Many of the included studies used data from the National Alzheimer’s Coordinating Center registry, which could have resulted in patient crossover among studies.

Although recent recommendations suggest diagnosis of AD should include Aβ biomarkers (CSF or positron emission tomography) and tau marker biomarkers (CSF or positron emission tomography), typically this more robust diagnosis has not been used in many of the retrospective studies or historical registries [48]. However, the number of studies including confirmatory biomarkers is expected to increase with the availability of disease-modifying therapies. This review highlights complexities around diagnosis and heterogeneity of studies. In the future, more studies assessing prognostic and predictive factors specifically in confirmed the MCI due to AD population will likely be available and significantly add to the evidence base. It should be noted that in this review some baseline populations described as MCI where patients are monitored for progression to AD, may be of mixed pathology.

In recent anti-amyloid RCTs, the specific populations recruited have been enriched for progression and exclude confounding pathologies [7, 38]. This may impact findings in that the population in RCTs may be quite different to those in observational studies.

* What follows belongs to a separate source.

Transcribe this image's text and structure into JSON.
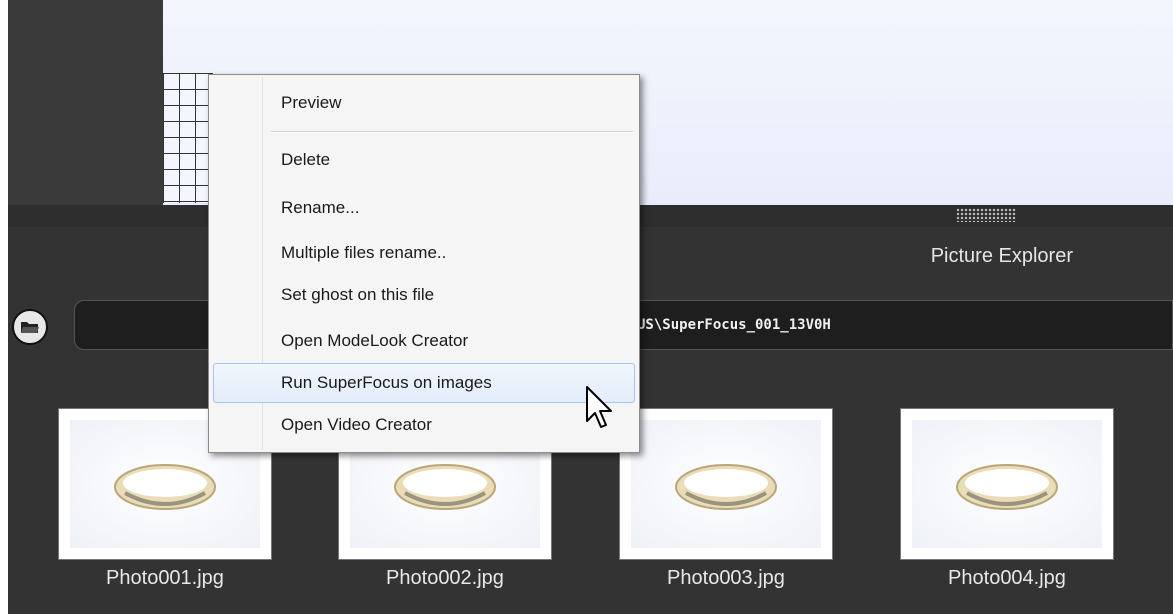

This field of research is rapidly developing, and several interesting publications have been published since the literature searches for the review were conducted. Of note, the results of CLARITY AD and TRAILBLAZER-ALZ2 studies have been published [12, 49, 50]. In CLARITY AD, patients with eAD were randomly assigned to receive lecanemab (10 mg per kilogram of body weight every 2 weeks) or placebo for 18 months [12]. The publication presents subgroup analyses which indicated that factors such as use of symptomatic AD medication, clinical subgroup (mild AD), APOE4 (non-carrier), gender (male), age (older) were associated with more favorable outcomes (in terms of CDR-SB) when patients were treated with lecanemab [12]. In TRAILBLAZER-ALZ2, patients with eAD were randomly assigned to receive donanemab (700 mg for the first 3 doses and 1400 mg thereafter) or placebo, intravenously every 4 weeks for up to 72 weeks. Subgroup analyses of low-medium-tau participants showed greater cognitive and functional benefits of donanemab in those at earlier stage of disease and under the age of 75 [50].

Conclusions

Age was the strongest prognostic factor associated with disease progression. Elevated biomarkers were also associated with increased risk of disease progression, providing further support for their use in patient selection for clinical trials and as aids in diagnosis of eAD. Baseline impairment was a prognostic factor. APOE4 was predictive of an adverse response, the occurrence of ARIA, in the course of treatment with anti-amyloid monoclonal antibodies. This fits with emerging evidence from clinical trials and is of relevance to treatment initiation and monitoring.